Phone: (09) 376 2049
Cost: $305.50 for four
Bookings: firstname.lastname@example.org Rating out of 10: Food: 6.5 Service: 8 Value: 7 Ambience: 7.5
What would you eat if you could only eat 10 things for the rest of your life?
Across the table, my boss is thinking hard: "Parmesan," she says. "Anchovies. And Vita-weats." This long oyster lunch might be wasted on her.
Shucker Brothers is an all-day, fresh seafood affair with a connecting door that leads to a gelato parlour. These are definitely a few of my favourite edible things.
Our waitperson has a strong French accent. It's possible he thinks we are like ladies in France who (I've read) lunch like ladies. He thinks one large dish should be enough to share and, if not, he is mere seconds away. We are drinking like not-ladies. Crab doughnuts will be necessary.
Come here for the oysters because even if you can't see the sea behind the ferry terminal wharf wall, you can smell its sublimely briny presence. Summer tastes better by the ocean.
Shucker Brothers (surprise!) shucks oysters to order, according to availability. We choose Te Matuku from Waiheke. Served raw at $4 apiece with a zingy little side dish of grapefruit and prosecco granita, they are superb. In tempura they're somewhat of a disaster. There is an unpleasant mealiness under the crisp batter. They cost an extra $1 apiece and it is not money well-spent.
Octopus is everywhere now and Auckland menus are better for it. Shucker Brothers serves it ($18) with a sharp salsa verde and smoky "nduja", which is technically a spreadable Italian sausage, but deployed here as a sauce. It has heat, and the decision to add a small handful of kale to the dish is a good one. Robust, well-flavoured, eats well with wine.

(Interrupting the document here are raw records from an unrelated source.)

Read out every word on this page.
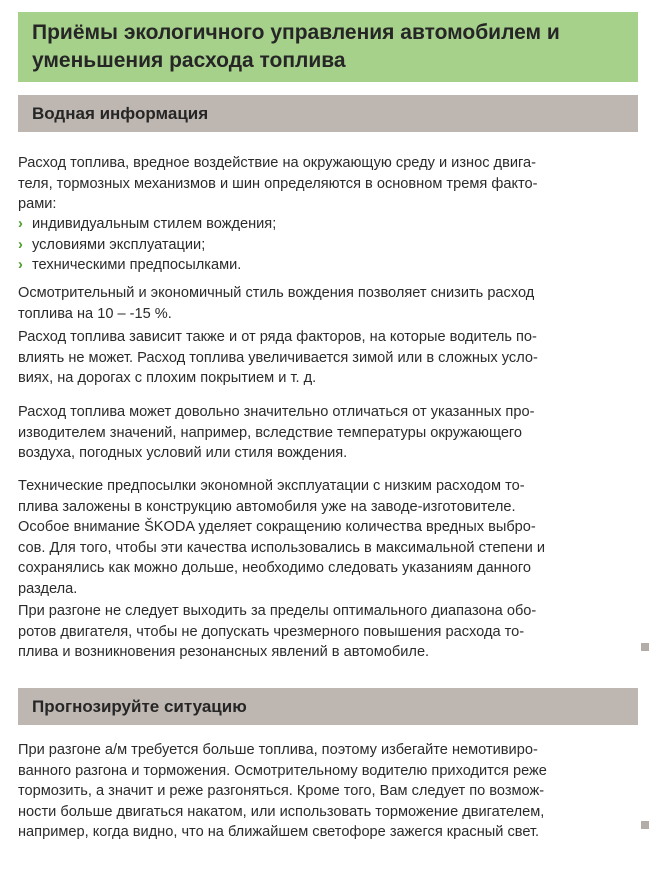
Приёмы экологичного управления автомобилем и
уменьшения расхода топлива
Водная информация

Расход топлива, вредное воздействие на окружающую среду и износ двига-
теля, тормозных механизмов и шин определяются в основном тремя факто-
рами:

› индивидуальным стилем вождения;
› условиями эксплуатации;
› техническими предпосылками.

Осмотрительный и экономичный стиль вождения позволяет снизить расход
топлива на 10 – -15 %.

Расход топлива зависит также и от ряда факторов, на которые водитель по-
влиять не может. Расход топлива увеличивается зимой или в сложных усло-
виях, на дорогах с плохим покрытием и т. д.

Расход топлива может довольно значительно отличаться от указанных про-
изводителем значений, например, вследствие температуры окружающего
воздуха, погодных условий или стиля вождения.

Технические предпосылки экономной эксплуатации с низким расходом то-
плива заложены в конструкцию автомобиля уже на заводе-изготовителе.
Особое внимание ŠKODA уделяет сокращению количества вредных выбро-
сов. Для того, чтобы эти качества использовались в максимальной степени и
сохранялись как можно дольше, необходимо следовать указаниям данного
раздела.

При разгоне не следует выходить за пределы оптимального диапазона обо-
ротов двигателя, чтобы не допускать чрезмерного повышения расхода то-
плива и возникновения резонансных явлений в автомобиле.

Прогнозируйте ситуацию

При разгоне а/м требуется больше топлива, поэтому избегайте немотивиро-
ванного разгона и торможения. Осмотрительному водителю приходится реже
тормозить, а значит и реже разгоняться. Кроме того, Вам следует по возмож-
ности больше двигаться накатом, или использовать торможение двигателем,
например, когда видно, что на ближайшем светофоре зажегся красный свет.
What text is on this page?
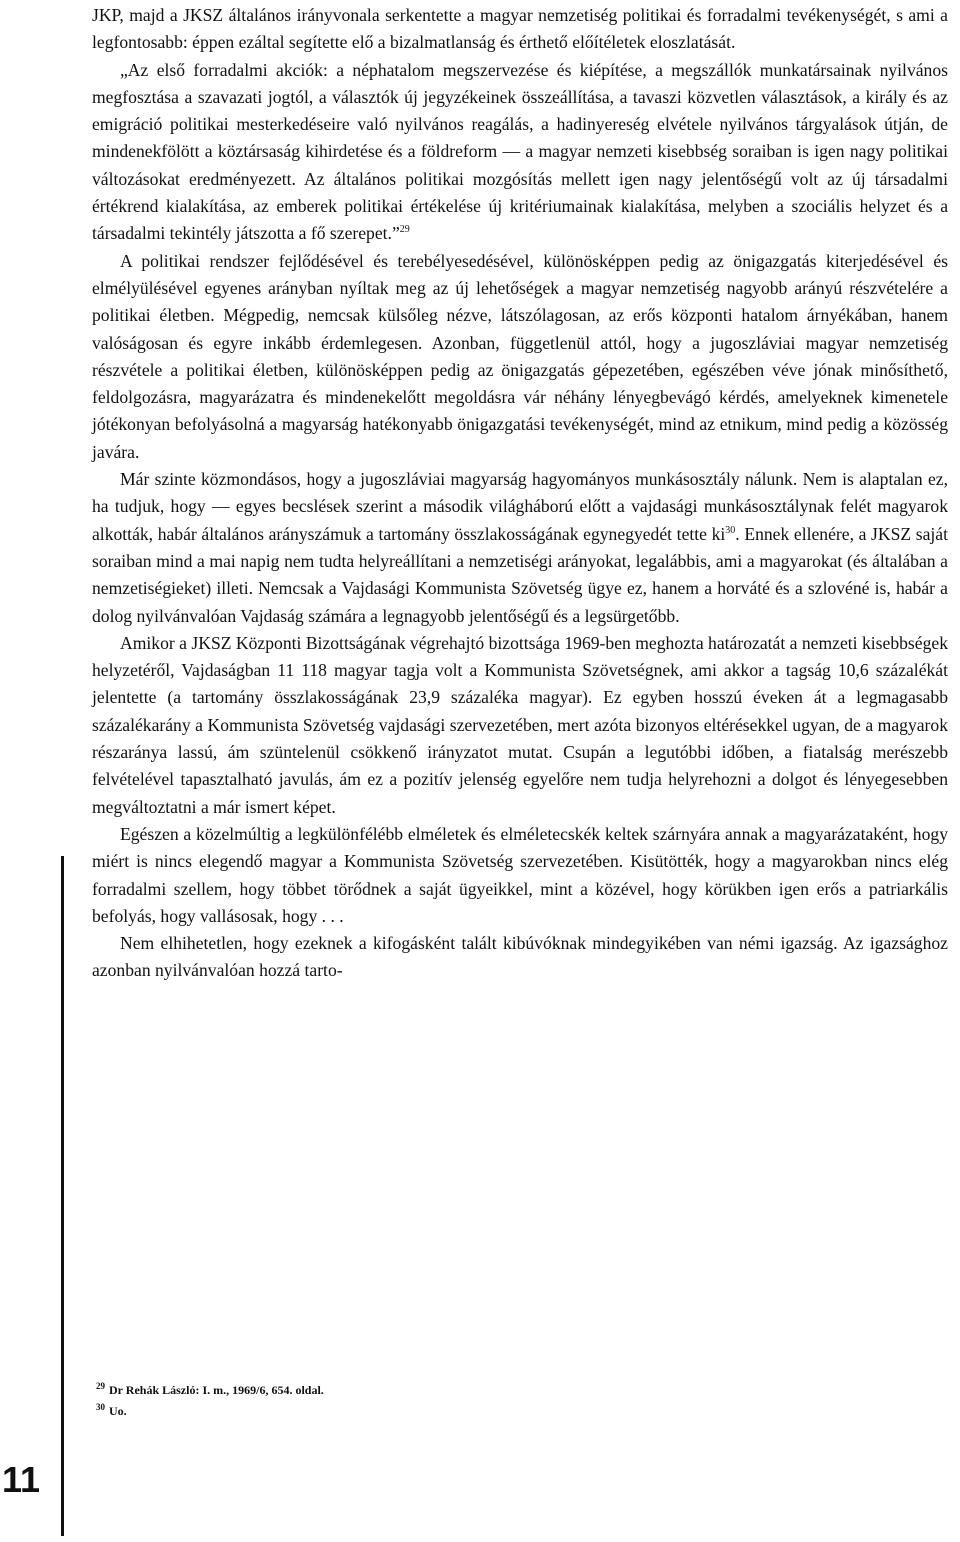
JKP, majd a JKSZ általános irányvonala serkentette a magyar nemzetiség politikai és forradalmi tevékenységét, s ami a legfontosabb: éppen ezáltal segítette elő a bizalmatlanság és érthető előítéletek eloszlatását.

„Az első forradalmi akciók: a néphatalom megszervezése és kiépítése, a megszállók munkatársainak nyilvános megfosztása a szavazati jogtól, a választók új jegyzékeinek összeállítása, a tavaszi közvetlen választások, a király és az emigráció politikai mesterkedéseire való nyilvános reagálás, a hadinyereség elvétele nyilvános tárgyalások útján, de mindenekfölött a köztársaság kihirdetése és a földreform — a magyar nemzeti kisebbség soraiban is igen nagy politikai változásokat eredményezett. Az általános politikai mozgósítás mellett igen nagy jelentőségű volt az új társadalmi értékrend kialakítása, az emberek politikai értékelése új kritériumainak kialakítása, melyben a szociális helyzet és a társadalmi tekintély játszotta a fő szerepet.”$^{29}$

A politikai rendszer fejlődésével és terebélyesedésével, különösképpen pedig az önigazgatás kiterjedésével és elmélyülésével egyenes arányban nyíltak meg az új lehetőségek a magyar nemzetiség nagyobb arányú részvételére a politikai életben. Mégpedig, nemcsak külsőleg nézve, látszólagosan, az erős központi hatalom árnyékában, hanem valóságosan és egyre inkább érdemlegesen. Azonban, függetlenül attól, hogy a jugoszláviai magyar nemzetiség részvétele a politikai életben, különösképpen pedig az önigazgatás gépezetében, egészében véve jónak minősíthető, feldolgozásra, magyarázatra és mindenekelőtt megoldásra vár néhány lényegbevágó kérdés, amelyeknek kimenetele jótékonyan befolyásolná a magyarság hatékonyabb önigazgatási tevékenységét, mind az etnikum, mind pedig a közösség javára.

Már szinte közmondásos, hogy a jugoszláviai magyarság hagyományos munkásosztály nálunk. Nem is alaptalan ez, ha tudjuk, hogy — egyes becslések szerint a második világháború előtt a vajdasági munkásosztálynak felét magyarok alkották, habár általános arányszámuk a tartomány összlakosságának egynegyedét tette ki$^{30}$. Ennek ellenére, a JKSZ saját soraiban mind a mai napig nem tudta helyreállítani a nemzetiségi arányokat, legalábbis, ami a magyarokat (és általában a nemzetiségieket) illeti. Nemcsak a Vajdasági Kommunista Szövetség ügye ez, hanem a horváté és a szlovéné is, habár a dolog nyilvánvalóan Vajdaság számára a legnagyobb jelentőségű és a legsürgetőbb.

Amikor a JKSZ Központi Bizottságának végrehajtó bizottsága 1969-ben meghozta határozatát a nemzeti kisebbségek helyzetéről, Vajdaságban 11 118 magyar tagja volt a Kommunista Szövetségnek, ami akkor a tagság 10,6 százalékát jelentette (a tartomány összlakosságának 23,9 százaléka magyar). Ez egyben hosszú éveken át a legmagasabb százalékarány a Kommunista Szövetség vajdasági szervezetében, mert azóta bizonyos eltérésekkel ugyan, de a magyarok részaránya lassú, ám szüntelenül csökkenő irányzatot mutat. Csupán a legutóbbi időben, a fiatalság merészebb felvételével tapasztalható javulás, ám ez a pozitív jelenség egyelőre nem tudja helyrehozni a dolgot és lényegesebben megváltoztatni a már ismert képet.

Egészen a közelmúltig a legkülönfélébb elméletek és elméletecskék keltek szárnyára annak a magyarázataként, hogy miért is nincs elegendő magyar a Kommunista Szövetség szervezetében. Kisütötték, hogy a magyarokban nincs elég forradalmi szellem, hogy többet törődnek a saját ügyeikkel, mint a közével, hogy körükben igen erős a patriarkális befolyás, hogy vallásosak, hogy . . .

Nem elhihetetlen, hogy ezeknek a kifogásként talált kibúvóknak mindegyikében van némi igazság. Az igazsághoz azonban nyilvánvalóan hozzá tarto-

11
$^{29}$ Dr Rehák László: I. m., 1969/6, 654. oldal.
$^{30}$ Uo.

Those doughnuts? Oh dear. Intriguing in the abstract, the $18 reality is three balls of dense deep-fried dough coated in a weirdly savoury shrimp salt. They could also use more filling — I can see crab, but mostly I can taste crunchy cubes of apple. Much later, we order shoestring fries with a salt and vinegar powder ($8.50). If you're looking for a carb fix, these are definitely the way to go.
Shucker Brothers is a small space. There are outside tables, but inside the only option is side-by-side stools. Grab some oysters and a drink before the ferry trip. Grab some oysters and a drink during the ferry trip you aren't taking because you saw the queue and alcohol seemed the only option.
The drinks? A $160 bottle of Napa Valley cab sav seems faintly ridiculous in this setting; we sip a bottle of Neudorf rosé ($60) and an Ata Rangi chardonnay ($70). There is no sauvignon blanc, because last night was busy.
So far, we had ordered from the raw bar and "tasty morsels" list. The outdoor tables are comfortable and convivial. It was time for something from the "skippers feast". Hint: do not expect a feast.
Roasted hapuku with butter bean puree and clams ($32) was tasty enough, but the serving was small. Divided by four it allowed approximately one-and-a-half forkfuls of fish per person (it proved impossible to divide three clams).
Asparagus ($14) with a little spoonful of cheesy sauce was good and everybody adored the orange and fennel salad ($12) with its sherry-plumped raisins, bitter citrus and heaps of olives. We thought we should get the chargrilled flatbread ($7) and were duly advised it would be chargrilled. I was puzzled. Some people, explained our waitperson, had complained about the grill marks.
Scorch lines are the least of this dish's worries. It was very flat, with an oily, slightly pastry-like profile. Paratha? We were still hungry. A three-cheese platter ($28) was missing the advertised honeycomb, but a little fresh pear and caramelly room-temperature manchego can go a long way to making a woman happy. Our waitperson correctly and thankfully anticipated our desire for extra wafers. Sadly they were not Vita-weats.